The second question indicates the necessity of a sinner learning about Jesus Christ, the only one who can save. If a person hasn’t heard of Jesus Christ – or more specifically what Jesus Christ did for him the Cross – then he can’t be saved. Remember what Peter said in his famous Pentecostal sermon –
Salvation is found in no one else, for there is no other name under heaven given to men by which we must be saved.” (Acts 4:12 | NIV84)
What’s really interesting about Paul’s quote from Isaiah in Romans 10:15 is the context of Isaiah 52. The prophet has in mind the exiles in Babylon. Not all, but many of the exiles living in Babylon were faithfully waiting for the Lord to come to their rescue.

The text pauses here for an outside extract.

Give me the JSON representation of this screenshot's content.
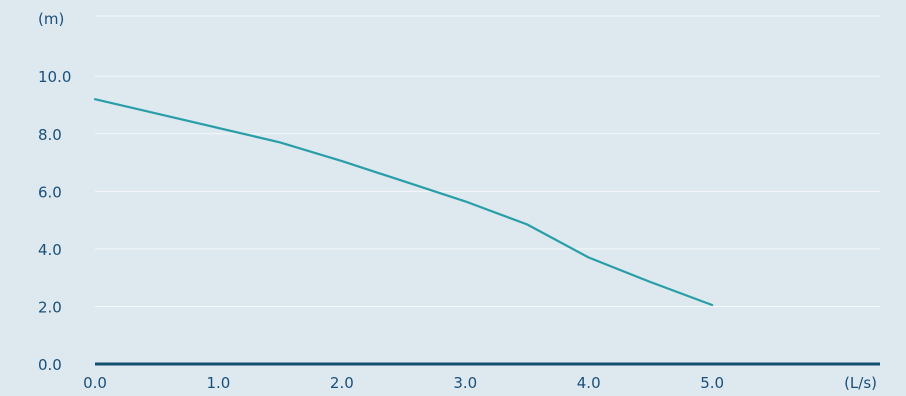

Here’s the Word of the Lord to them as Isaiah proclaimed it –
For this is what the Sovereign Lord says: “At first my people went down to Egypt to live;lately, Assyria has oppressed them. “And now what do I have here?” declares the Lord. “For my people have been taken away for nothing, and those who rule them mock,”declares the Lord.“And all day long my name is constantly blasphemed. Therefore my people will know my name;therefore in that day they will know that it is I who foretold it.Yes, it is I.” (Isaiah 52:4 | NIV84)
Tempted to give up and give in, these exiles stuck in Babylon longed to be set free. The exclamation, “How beautiful are the feet of those who bring good news,” is what these sad and sorrowful exiles exclaimed when saw the messengers coming with the news and they heard that “good news” that their exile was over and that they could go home.
Such are the “beautiful” feet of Paul and the countless preachers and missionaries down through time who were called by God and went out to proclaim the Gospel of Jesus Christ to all the spiritual exiles longing to be set free. Our Lord put it this way –
Blessed are those who hunger and thirst for righteousness, for they will be filled. (Matthew 5:6 | NIV84)
In this first study of faith, we learn the powerful lesson that without Christ nobody can be saved; that it is faith in Him and His work that results in our salvation. But nobody can gin up the faith to believe in Him unless He puts it there first. The faith to believe comes from the message of the Gospel – the Word of God. And the Gospel came first through Jesus Christ and then through the innumerable men and women whom He called to take it to those who need to hear it.